I remember back in AP Biology in high school, my teacher briefly mentioned during the unit on autotrophs, that there are certain types of organisms who create their own energy but do it in the absence of the sun.
To me this was a complete conundrum. In every science related class, presentation or seminar that I had attended up until this point had preached that the sun was the absolute beginning of the energy supply of Earth’s ecosystems.
However, as I delved further into this topic, I learned that extremophiles are notorious for employing the process of chemosynthesis. And this made sense, considering that places like the ocean floor near hydrothermal vents are almost always devoid of sunlight. I just never had known any autotrophs existed at these depths and brutal of environments.
In short, the sulfur-oxidizing-bacteria which do this process take in water, carbon dioxide dissolved in the ocean water and hydrogen sulfide from geothermal vents and fix all of them in such a way that it creates sugars like glucose as an energy source and sulfuric acid as a waste product.

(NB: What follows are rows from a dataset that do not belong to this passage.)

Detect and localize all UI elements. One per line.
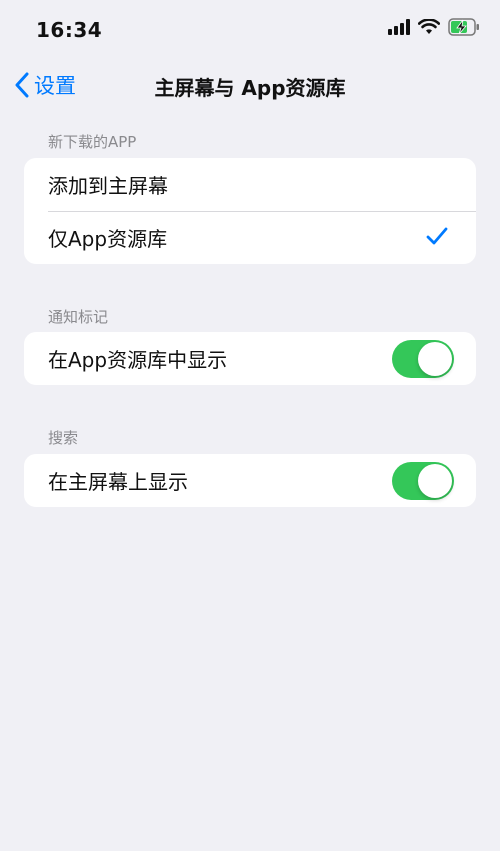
navigation-bar: 设置 主屏幕与 App资源库 [0, 60, 500, 110]
show-in-app-library-toggle[interactable] [392, 340, 454, 378]
status-bar: 16:34 [0, 0, 500, 60]
toggle-knob [418, 464, 452, 498]
battery-charging-icon [448, 18, 480, 40]
section-header-search: 搜索 [48, 429, 79, 447]
show-on-home-screen-row: 在主屏幕上显示 [24, 454, 476, 507]
toggle-knob [418, 342, 452, 376]
row-label: 在主屏幕上显示 [48, 470, 188, 494]
option-label: 仅App资源库 [48, 227, 168, 251]
option-app-library-only[interactable]: 仅App资源库 [24, 211, 476, 264]
page-title: 主屏幕与 App资源库 [154, 76, 346, 100]
option-add-to-home-screen[interactable]: 添加到主屏幕 [24, 158, 476, 211]
checkmark-icon [426, 226, 448, 251]
show-on-home-screen-toggle[interactable] [392, 462, 454, 500]
new-downloads-group: 添加到主屏幕 仅App资源库 [24, 158, 476, 264]
wifi-icon [417, 18, 441, 39]
notification-badges-group: 在App资源库中显示 [24, 332, 476, 385]
option-label: 添加到主屏幕 [48, 174, 168, 198]
section-header-notification-badges: 通知标记 [48, 308, 109, 326]
row-label: 在App资源库中显示 [48, 348, 228, 372]
status-icons [388, 18, 480, 40]
status-time: 16:34 [36, 18, 103, 42]
cellular-signal-icon [388, 19, 410, 39]
section-header-new-downloads: 新下载的APP [48, 133, 137, 151]
search-group: 在主屏幕上显示 [24, 454, 476, 507]
show-in-app-library-row: 在App资源库中显示 [24, 332, 476, 385]
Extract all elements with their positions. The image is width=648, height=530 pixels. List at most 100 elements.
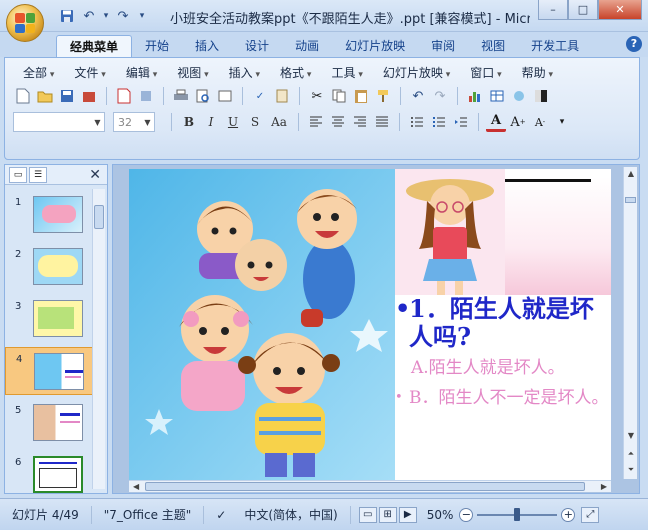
tab-view[interactable]: 视图 bbox=[468, 35, 518, 57]
maximize-button[interactable]: □ bbox=[568, 0, 598, 20]
spell-check-icon[interactable]: ✓ bbox=[204, 506, 232, 524]
bold-button[interactable]: B bbox=[179, 112, 199, 132]
menu-file[interactable]: 文件 bbox=[64, 64, 115, 82]
numbering-icon[interactable] bbox=[407, 112, 427, 132]
spelling-icon[interactable]: ✓ bbox=[250, 86, 270, 106]
research-icon[interactable] bbox=[272, 86, 292, 106]
menu-window[interactable]: 窗口 bbox=[460, 64, 511, 82]
paste-icon[interactable] bbox=[351, 86, 371, 106]
help-icon[interactable]: ? bbox=[626, 36, 642, 52]
slide-thumbnail-5[interactable]: 5 bbox=[5, 399, 93, 447]
close-button[interactable]: ✕ bbox=[598, 0, 642, 20]
pdf-icon[interactable] bbox=[114, 86, 134, 106]
slide-text-box[interactable]: • 1．陌生人就是坏人吗? A.陌生人就是坏人。 • B．陌生人不一定是坏人。 bbox=[395, 295, 609, 409]
close-panel-icon[interactable]: ✕ bbox=[89, 167, 101, 183]
tab-slideshow[interactable]: 幻灯片放映 bbox=[332, 35, 418, 57]
menu-insert[interactable]: 插入 bbox=[219, 64, 270, 82]
undo-icon[interactable]: ↶ bbox=[80, 7, 98, 25]
print-preview-icon[interactable] bbox=[193, 86, 213, 106]
change-case-button[interactable]: Aa bbox=[267, 112, 291, 132]
zoom-level[interactable]: 50% bbox=[427, 508, 454, 522]
shadow-button[interactable]: S bbox=[245, 112, 265, 132]
slide-thumbnail-2[interactable]: 2 bbox=[5, 243, 93, 291]
print-icon[interactable] bbox=[171, 86, 191, 106]
more-icon[interactable]: ▾ bbox=[552, 112, 572, 132]
menu-edit[interactable]: 编辑 bbox=[116, 64, 167, 82]
shrink-font-icon[interactable]: A- bbox=[530, 112, 550, 132]
previous-slide-icon[interactable]: ⏶ bbox=[624, 447, 638, 461]
menu-slideshow[interactable]: 幻灯片放映 bbox=[373, 64, 460, 82]
next-slide-icon[interactable]: ⏷ bbox=[624, 463, 638, 477]
slide-thumbnail-1[interactable]: 1 bbox=[5, 191, 93, 239]
align-left-icon[interactable] bbox=[306, 112, 326, 132]
publish-icon[interactable] bbox=[136, 86, 156, 106]
grow-font-icon[interactable]: A + bbox=[508, 112, 528, 132]
italic-button[interactable]: I bbox=[201, 112, 221, 132]
scrollbar-thumb[interactable] bbox=[625, 197, 636, 203]
tab-review[interactable]: 审阅 bbox=[418, 35, 468, 57]
insert-chart-icon[interactable] bbox=[465, 86, 485, 106]
tab-design[interactable]: 设计 bbox=[232, 35, 282, 57]
menu-format[interactable]: 格式 bbox=[270, 64, 321, 82]
slide-view-icon[interactable] bbox=[215, 86, 235, 106]
slides-tab[interactable]: ▭ bbox=[9, 166, 27, 183]
open-icon[interactable] bbox=[35, 86, 55, 106]
slide-thumbnail-6[interactable]: 6 bbox=[5, 451, 93, 493]
tab-classic-menu[interactable]: 经典菜单 bbox=[56, 35, 133, 57]
save-icon[interactable] bbox=[57, 86, 77, 106]
redo-icon[interactable]: ↷ bbox=[430, 86, 450, 106]
tab-developer[interactable]: 开发工具 bbox=[518, 35, 592, 57]
menu-help[interactable]: 帮助 bbox=[512, 64, 563, 82]
font-size-combo[interactable]: 32 ▼ bbox=[113, 112, 155, 132]
menu-view[interactable]: 视图 bbox=[167, 64, 218, 82]
insert-table-icon[interactable] bbox=[487, 86, 507, 106]
bullets-icon[interactable] bbox=[429, 112, 449, 132]
slide-horizontal-scrollbar[interactable]: ◀ ▶ bbox=[129, 480, 611, 492]
undo-dropdown-icon[interactable]: ▾ bbox=[102, 7, 110, 25]
scrollbar-thumb[interactable] bbox=[145, 482, 585, 491]
save-icon[interactable] bbox=[58, 7, 76, 25]
new-icon[interactable] bbox=[13, 86, 33, 106]
font-name-combo[interactable]: ▼ bbox=[13, 112, 105, 132]
copy-icon[interactable] bbox=[329, 86, 349, 106]
slide-sorter-view-icon[interactable]: ⊞ bbox=[378, 506, 397, 523]
zoom-out-icon[interactable]: − bbox=[459, 507, 474, 522]
align-center-icon[interactable] bbox=[328, 112, 348, 132]
align-right-icon[interactable] bbox=[350, 112, 370, 132]
fit-to-window-icon[interactable]: ⤢ bbox=[581, 506, 600, 523]
zoom-track[interactable] bbox=[477, 507, 558, 521]
slideshow-view-icon[interactable]: ▶ bbox=[398, 506, 417, 523]
indent-icon[interactable] bbox=[451, 112, 471, 132]
menu-tools[interactable]: 工具 bbox=[321, 64, 372, 82]
scrollbar-thumb[interactable] bbox=[94, 205, 104, 229]
scroll-left-icon[interactable]: ◀ bbox=[133, 482, 139, 491]
format-painter-icon[interactable] bbox=[373, 86, 393, 106]
zoom-slider[interactable]: − + bbox=[459, 507, 576, 522]
scroll-up-icon[interactable]: ▲ bbox=[624, 167, 638, 181]
clipart-icon[interactable] bbox=[509, 86, 529, 106]
slide-thumbnail-4[interactable]: 4 bbox=[5, 347, 93, 395]
tab-animation[interactable]: 动画 bbox=[282, 35, 332, 57]
minimize-button[interactable]: – bbox=[538, 0, 568, 20]
redo-icon[interactable]: ↷ bbox=[114, 7, 132, 25]
tab-insert[interactable]: 插入 bbox=[182, 35, 232, 57]
customize-quick-access-icon[interactable]: ▾ bbox=[136, 7, 148, 25]
undo-icon[interactable]: ↶ bbox=[408, 86, 428, 106]
cut-icon[interactable]: ✂ bbox=[307, 86, 327, 106]
font-color-icon[interactable]: A bbox=[486, 112, 506, 132]
normal-view-icon[interactable]: ▭ bbox=[358, 506, 377, 523]
outline-tab[interactable]: ☰ bbox=[29, 166, 47, 183]
menu-all[interactable]: 全部 bbox=[13, 64, 64, 82]
slide-canvas[interactable]: • 1．陌生人就是坏人吗? A.陌生人就是坏人。 • B．陌生人不一定是坏人。 bbox=[129, 169, 611, 481]
thumbnail-scrollbar[interactable] bbox=[92, 189, 105, 489]
zoom-in-icon[interactable]: + bbox=[561, 507, 576, 522]
underline-button[interactable]: U bbox=[223, 112, 243, 132]
zoom-knob[interactable] bbox=[514, 507, 521, 521]
tab-home[interactable]: 开始 bbox=[132, 35, 182, 57]
justify-icon[interactable] bbox=[372, 112, 392, 132]
slide-vertical-scrollbar[interactable]: ▲ ▼ ⏶ ⏷ bbox=[623, 167, 637, 479]
color-grayscale-icon[interactable] bbox=[531, 86, 551, 106]
permission-icon[interactable] bbox=[79, 86, 99, 106]
slide-thumbnail-3[interactable]: 3 bbox=[5, 295, 93, 343]
office-button[interactable] bbox=[6, 4, 44, 42]
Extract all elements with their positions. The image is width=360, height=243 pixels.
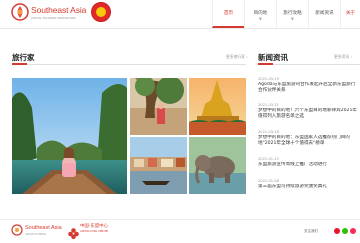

They often aren’t the only ones who benefit from this energy production however. A lot of the time, they hold mutualistic or commensal relationships with other organisms such as plants on the ocean floor, who utilize some of the sugar that they produce. In the mutualistic cases, they often return the favor by giving these bacteria a place to live and colonize. Other organisms may also garner sugar from the bacterium when they die or by ingesting them.